I believe the frosting attribution would be better as "German Chocolate Cake - Frosting / Our Week". This gets awkward with Clara's cupcakes, as the same rule would yield "Cupcakes - Buttercream Icing / Clara's Birthday / Our Week" for the icing (reasonable) and "Clara's Birthday - Cupcakes / Our Week" for the cupcakes themselves (less reasonable). This might need to pass section ownership information from library to planner, so only frosting gets flipped around. Or maybe everything should always be top-down, period?

Note that the "Our Week" breadcrumb is only visible if you're shopping multiple plans, and "Clara's Birthday" might be a bucket, not a plan item.

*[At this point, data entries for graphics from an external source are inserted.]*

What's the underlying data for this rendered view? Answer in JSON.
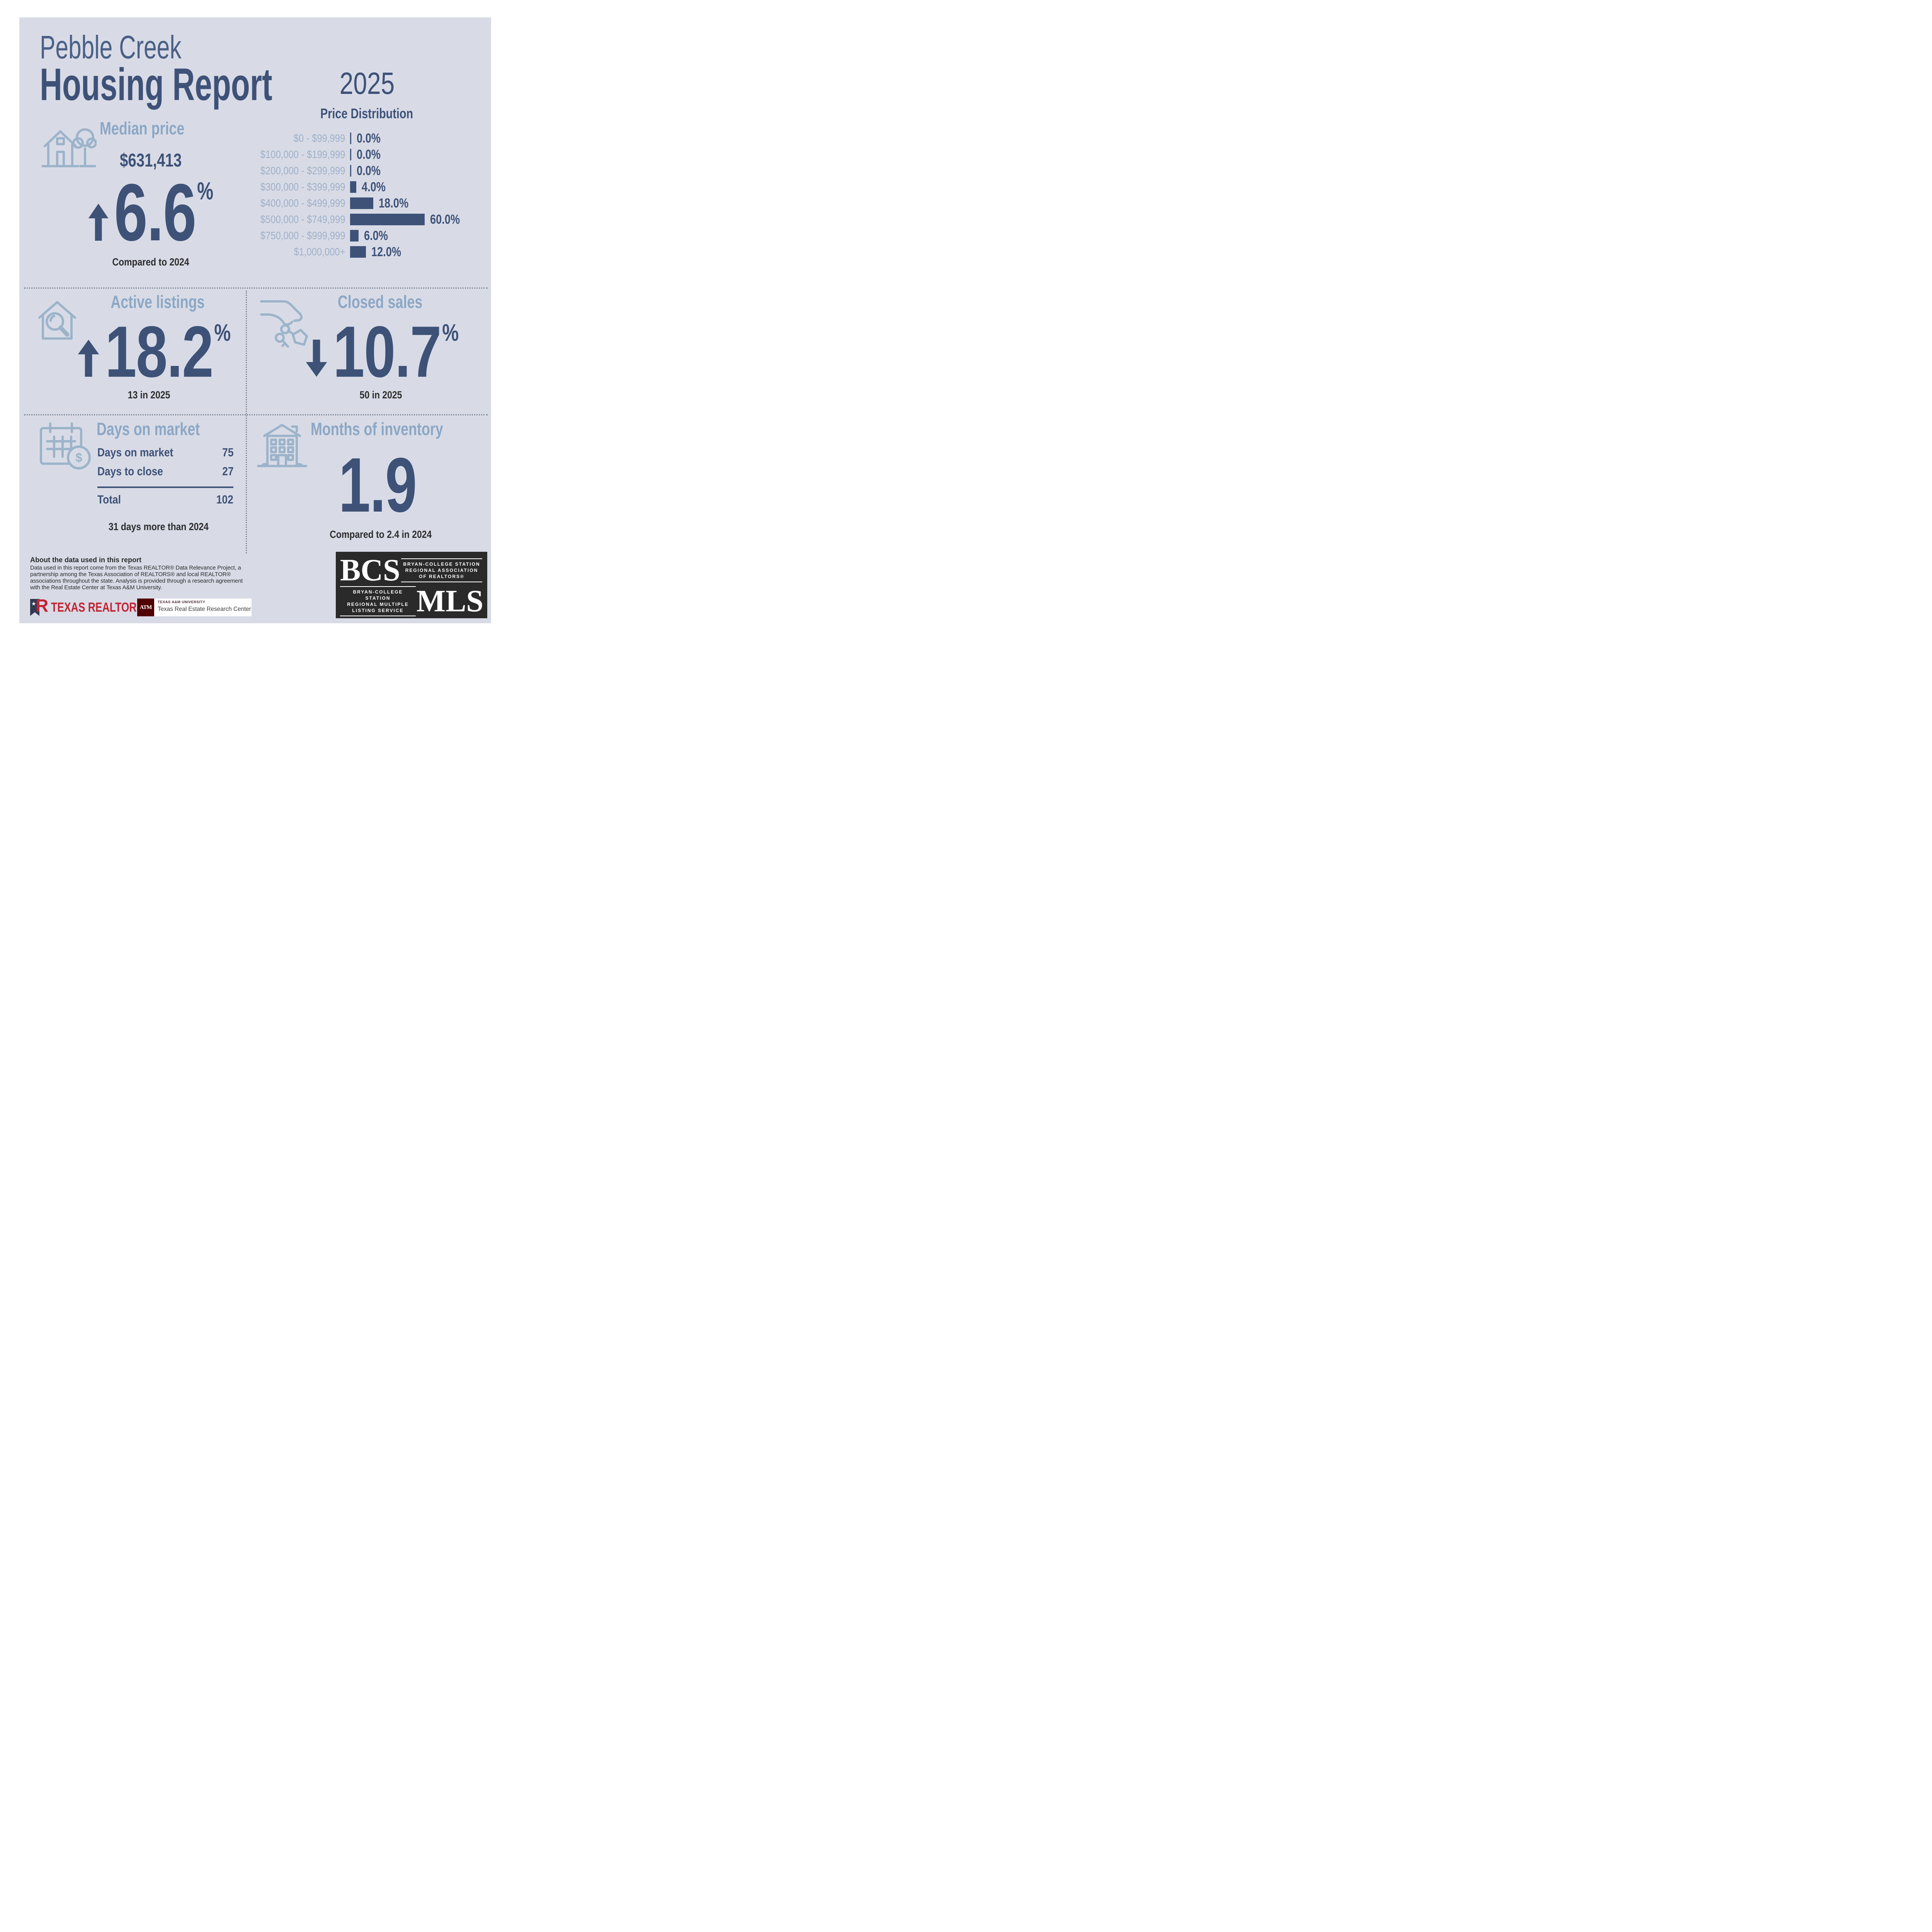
{
  "report": {
    "community": "Pebble Creek",
    "title": "Housing Report",
    "year": "2025"
  },
  "chart_data": {
    "type": "bar",
    "title": "Price Distribution",
    "orientation": "horizontal",
    "categories": [
      "$0 - $99,999",
      "$100,000 - $199,999",
      "$200,000 - $299,999",
      "$300,000 - $399,999",
      "$400,000 - $499,999",
      "$500,000 - $749,999",
      "$750,000 - $999,999",
      "$1,000,000+"
    ],
    "values": [
      0.0,
      0.0,
      0.0,
      4.0,
      18.0,
      60.0,
      6.0,
      12.0
    ],
    "value_labels": [
      "0.0%",
      "0.0%",
      "0.0%",
      "4.0%",
      "18.0%",
      "60.0%",
      "6.0%",
      "12.0%"
    ],
    "unit": "%",
    "xlim": [
      0,
      60
    ],
    "grid": false,
    "legend": false
  },
  "median_price": {
    "title": "Median price",
    "icon": "house-with-tree-icon",
    "value": "$631,413",
    "change": "6.6",
    "pct": "%",
    "direction": "up",
    "caption": "Compared to 2024"
  },
  "active_listings": {
    "title": "Active listings",
    "icon": "house-with-magnifier-icon",
    "change": "18.2",
    "pct": "%",
    "direction": "up",
    "caption": "13 in 2025"
  },
  "closed_sales": {
    "title": "Closed sales",
    "icon": "hand-with-keys-icon",
    "change": "10.7",
    "pct": "%",
    "direction": "down",
    "caption": "50 in 2025"
  },
  "days_on_market": {
    "title": "Days on market",
    "icon": "calendar-with-coin-icon",
    "rows": [
      {
        "label": "Days on market",
        "value": "75"
      },
      {
        "label": "Days to close",
        "value": "27"
      }
    ],
    "total_label": "Total",
    "total_value": "102",
    "caption": "31 days more than 2024"
  },
  "months_of_inventory": {
    "title": "Months of inventory",
    "icon": "apartment-building-icon",
    "value": "1.9",
    "caption": "Compared to 2.4 in 2024"
  },
  "about": {
    "title": "About the data used in this report",
    "body": "Data used in this report come from the Texas REALTOR® Data Relevance Project, a partnership among the Texas Association of REALTORS® and local REALTOR® associations throughout the state. Analysis is provided through a research agreement with the Real Estate Center at Texas A&M University."
  },
  "logos": {
    "texas_realtors": {
      "text": "TEXAS REALTORS",
      "reg": "®",
      "star": "★"
    },
    "tamu": {
      "monogram": "ATM",
      "line1": "TEXAS A&M UNIVERSITY",
      "line2": "Texas Real Estate Research Center"
    },
    "bcs_mls": {
      "bcs": "BCS",
      "mls": "MLS",
      "assoc_lines": [
        "BRYAN-COLLEGE STATION",
        "REGIONAL ASSOCIATION",
        "OF REALTORS®"
      ],
      "mls_lines": [
        "BRYAN-COLLEGE STATION",
        "REGIONAL MULTIPLE",
        "LISTING SERVICE"
      ]
    }
  },
  "colors": {
    "navy": "#3e5278",
    "panel": "#d8dbe6",
    "light_title": "#8ca7c5",
    "icon": "#9cb4ca",
    "label": "#9fb0c8",
    "dark_text": "#2c2c2c",
    "divider": "#7e8696",
    "tr_red": "#c22433",
    "tr_navy": "#2f3b52",
    "am_maroon": "#500000",
    "bcs_bg": "#2b2a2a"
  }
}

Plan Sidebar (and Calendar)

  1. ASSUMPTION: Sections usually stay with their recipe, so if you want to move them, having to open the full planner is reasonable for the reduced clutter of the sidebar. Hide planned recipes which:
    1. are a section,
    2. are a descendant of their aggregate, and
    3. are in the same bucket as their aggregate, or not bucketed.

Pantry Item Admin

  1. The "Uses" popup needs to include the top-level recipe's name for owned sections.
    1. Include "and 7 other referrers"?
    2. For by reference sections too?

Discussion

  1. A quantity of an owned section makes no sense; it's part of this recipe.
  2. A quantity of a by reference section makes a lot of sense.
    1. If you want to add buttercream icing to a recipe, you'd want to multiply across the buttercream recipe's yield. E.g., if buttercream yields 4 c icing, but I only need 2 c for my recipe, I want "1/2 buttercream icing"
  3. A quantity of a by reference section targeting an owned section is ... uh
    1. If you want to reuse german chocolate cake's coconut frosting for cupcakes, there's no yield for the frosting alone. If the cake recipe makes two 9-inch layers, but your cupcake recipe makes 12, you need a lot less frosting... but there's no yield on a section to multiple across.